Plural logic

Plural phenomena are significant and inescapable. Granted, the plural idiom is sometimes reducible to the singular, e.g. ‘2 and 3 are prime is equivalent to ‘2 is prime and 3 is prime’. ‘Are prime’, however, belongs to the special class of predicates known as distributives. No such reductions are possible for the general case of collective (nondistributive) predicates, and they are to be found everywhere, from the everyday (‘Whitehead and Russell wrote Principia Mathematica’) to the heart of logic itself (‘The axioms are consistent’, ‘Those premises imply this conclusion’). It is no good dismissing grammatical number as a logically irrelevant complication like person or gender, since plural expressions are crucially involved in valid patterns of argument. To take an elementary example, ‘The Brontë sisters supported one another; the Brontë sisters were Anne, Charlotte and Emily; so Anne, Charlotte and Emily supported one another’. There can be no warrant for ignoring such patterns while attending to their singular counterparts. And some arguments do not even have a singular counterpart. For example, ‘Some numbers are prime. So some numbers are such that they are prime and a number is prime only if it is one of them.’ Logicians wedded to the singular logic of the predicate calculus typically try to dodge the issue of plurals by invoking sets, but we shall see that this is untenable.

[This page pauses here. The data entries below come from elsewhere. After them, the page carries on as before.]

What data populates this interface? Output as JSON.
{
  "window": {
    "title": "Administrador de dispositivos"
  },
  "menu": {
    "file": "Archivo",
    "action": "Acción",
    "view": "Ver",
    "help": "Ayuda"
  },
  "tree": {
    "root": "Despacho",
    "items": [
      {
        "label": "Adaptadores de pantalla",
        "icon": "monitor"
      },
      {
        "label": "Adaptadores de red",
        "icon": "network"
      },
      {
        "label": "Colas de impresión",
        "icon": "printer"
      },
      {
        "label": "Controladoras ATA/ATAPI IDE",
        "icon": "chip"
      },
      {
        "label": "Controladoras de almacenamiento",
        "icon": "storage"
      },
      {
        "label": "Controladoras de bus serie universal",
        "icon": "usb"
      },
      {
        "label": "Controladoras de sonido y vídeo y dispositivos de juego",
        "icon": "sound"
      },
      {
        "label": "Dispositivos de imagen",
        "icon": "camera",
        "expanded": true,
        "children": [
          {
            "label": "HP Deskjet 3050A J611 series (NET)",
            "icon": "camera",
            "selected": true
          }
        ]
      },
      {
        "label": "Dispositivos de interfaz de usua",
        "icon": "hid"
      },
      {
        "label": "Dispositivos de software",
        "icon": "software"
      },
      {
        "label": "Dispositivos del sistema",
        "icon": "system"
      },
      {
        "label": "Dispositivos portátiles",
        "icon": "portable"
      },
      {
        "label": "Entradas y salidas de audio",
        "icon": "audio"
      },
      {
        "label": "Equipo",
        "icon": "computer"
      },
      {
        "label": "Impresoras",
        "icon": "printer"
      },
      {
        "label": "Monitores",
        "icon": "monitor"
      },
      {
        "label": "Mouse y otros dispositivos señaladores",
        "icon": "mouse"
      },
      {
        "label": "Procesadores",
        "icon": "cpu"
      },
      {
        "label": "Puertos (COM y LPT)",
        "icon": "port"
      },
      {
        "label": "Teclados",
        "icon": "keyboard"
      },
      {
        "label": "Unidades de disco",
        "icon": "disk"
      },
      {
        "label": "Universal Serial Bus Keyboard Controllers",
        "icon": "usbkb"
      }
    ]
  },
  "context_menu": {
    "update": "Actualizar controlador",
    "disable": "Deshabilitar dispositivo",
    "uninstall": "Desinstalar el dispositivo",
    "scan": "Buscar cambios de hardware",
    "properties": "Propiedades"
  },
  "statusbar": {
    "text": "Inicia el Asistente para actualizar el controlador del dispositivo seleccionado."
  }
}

Socrates exploited the difference between distributive and collective predicates in Hippias Major, but little of interest happened subsequently until Russell put plurals at the centre of his project for providing a foundation for mathematics, through his idea of the ‘class as many’ in The Principles of Mathematics. After another fallow period, the subject revived in the 1970s and 80s with the work of Black, Morton, Sharvy, Simons and Boolos. It would be premature to attempt a comprehensive survey. This entry offers a nontechnical outline of plural predicate logic, including the major differences between it and singular logic and some matters still to be resolved.